KNX通信のトラブルシューティング ステップ・バイ・ステップ: 物理層から論理層への層次診断
2026/07/03
KNX プロジェクトを委託する場合、パラメータ設定が最大の問題になることはほとんどありません。最もイライラする問題は、バス テレグラムを送信してもデバイスがまったく応答しないことです。通信障害と論理エラーは個別に診断する必要があります。トラブルシューティングの方向を誤ると、何時間もの作業が無駄になります。
物理層のトラブルシューティング - 最初にケーブル配線の完全性を確認する
KNX 通信障害の 90% は物理層で発生します。 ETS パラメータを急いで変更しないでください。
- KNX 電源の出力電圧を確認します。定格値は 30 V です。28 V 未満の電圧はバス電力が不十分であることを示し、モジュールのオフラインの問題が発生します。

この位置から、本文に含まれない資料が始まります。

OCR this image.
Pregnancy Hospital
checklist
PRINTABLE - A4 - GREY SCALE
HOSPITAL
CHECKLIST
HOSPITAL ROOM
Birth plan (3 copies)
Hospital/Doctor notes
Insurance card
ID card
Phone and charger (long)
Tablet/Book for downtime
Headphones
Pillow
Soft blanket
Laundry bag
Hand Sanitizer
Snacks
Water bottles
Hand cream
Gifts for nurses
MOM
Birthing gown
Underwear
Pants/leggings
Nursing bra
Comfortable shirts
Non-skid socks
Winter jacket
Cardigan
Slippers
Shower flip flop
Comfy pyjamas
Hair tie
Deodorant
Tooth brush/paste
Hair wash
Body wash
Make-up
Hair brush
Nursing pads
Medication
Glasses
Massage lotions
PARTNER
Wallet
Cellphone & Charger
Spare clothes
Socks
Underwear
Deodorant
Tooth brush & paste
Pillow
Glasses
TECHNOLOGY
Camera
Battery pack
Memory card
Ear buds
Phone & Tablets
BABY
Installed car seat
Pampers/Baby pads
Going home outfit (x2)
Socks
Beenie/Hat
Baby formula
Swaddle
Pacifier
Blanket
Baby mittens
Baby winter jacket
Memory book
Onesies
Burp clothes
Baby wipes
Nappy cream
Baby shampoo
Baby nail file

- ケーブル テスターを使用してバス ケーブルをテストし、断線、短絡、逆極性 (赤 = プラス / 黒 = マイナス) がないか確認します。
- バス トランクの長さの制限を検査します。単一セグメントが 700 メートルを超えると信号の減衰が大きくなり、延長にはライン カプラーが必要になります。
- 高電圧と低電圧の混合配線による EMI 干渉をチェックします。 KNX バス ケーブルと 220 V 電源ケーブルの間の間隔が 200 mm 未満の場合、テレグラム エラー率が急激に増加します。
データリンク層のトラブルシューティング – テレグラム送信到達範囲の確認
物理層がチェックアウトされているにもかかわらずパケット損失が続く場合は、分析のために ETS グループ モニターを有効にします。
- テレグラムエラー率 > 1% → ケーブル干渉または個々のデバイスのアドレス競合のトラブルシューティング
- 過剰な重複電文 → 2 つのモジュールが同じグループ アドレスの信号を同時に送信していないか確認します
- テレグラムのタイムアウト → 過剰なバス負荷をチェックします (単一の回線セグメントに 64 を超えるデバイスが含まれてはなりません)
論理層のトラブルシューティング - 正しいパラメータの一致を確認する
テレグラムの配信は適切な機能を保証しません。これは論理構成の間違いを示しています。
- センサーの DPT データ タイプは、アクチュエータの受信 DPT タイプと一致する必要があります: DPT1 = スイッチ (1 ビット)、DPT5 = パーセンテージ (1 バイト)。 DPT タイプが一致しない場合、関数は完全に無効になります。
- 重複したグループ アドレス バインディング: 1 つのグループ アドレスが複数の送信機に割り当てられると、信号の競合が発生します。 1 対 1 のバインディングにより、最大限の安定性が得られます。
- シーン番号の調整: シーン オブジェクトの番号は、アクチュエーターに設定されたシーン番号と厳密に一致する必要があります。単一の数値オフセットにより、意図しないシーンがトリガーされます。
試運転後の最適化に関する推奨事項 (デバッグ後に必須)
- グループ モニターを 24 時間継続的に実行して、断続的な異常な電文をすべて記録します。
- 完全なグループ アドレス リストとパラメータ スケジュールをエクスポートしてトリプル バックアップを実現
- すべてのモジュールの物理アドレスとグループ アドレスのマッピングにラベルを付け、制御盤のドアの内側にラベルを貼り付けます。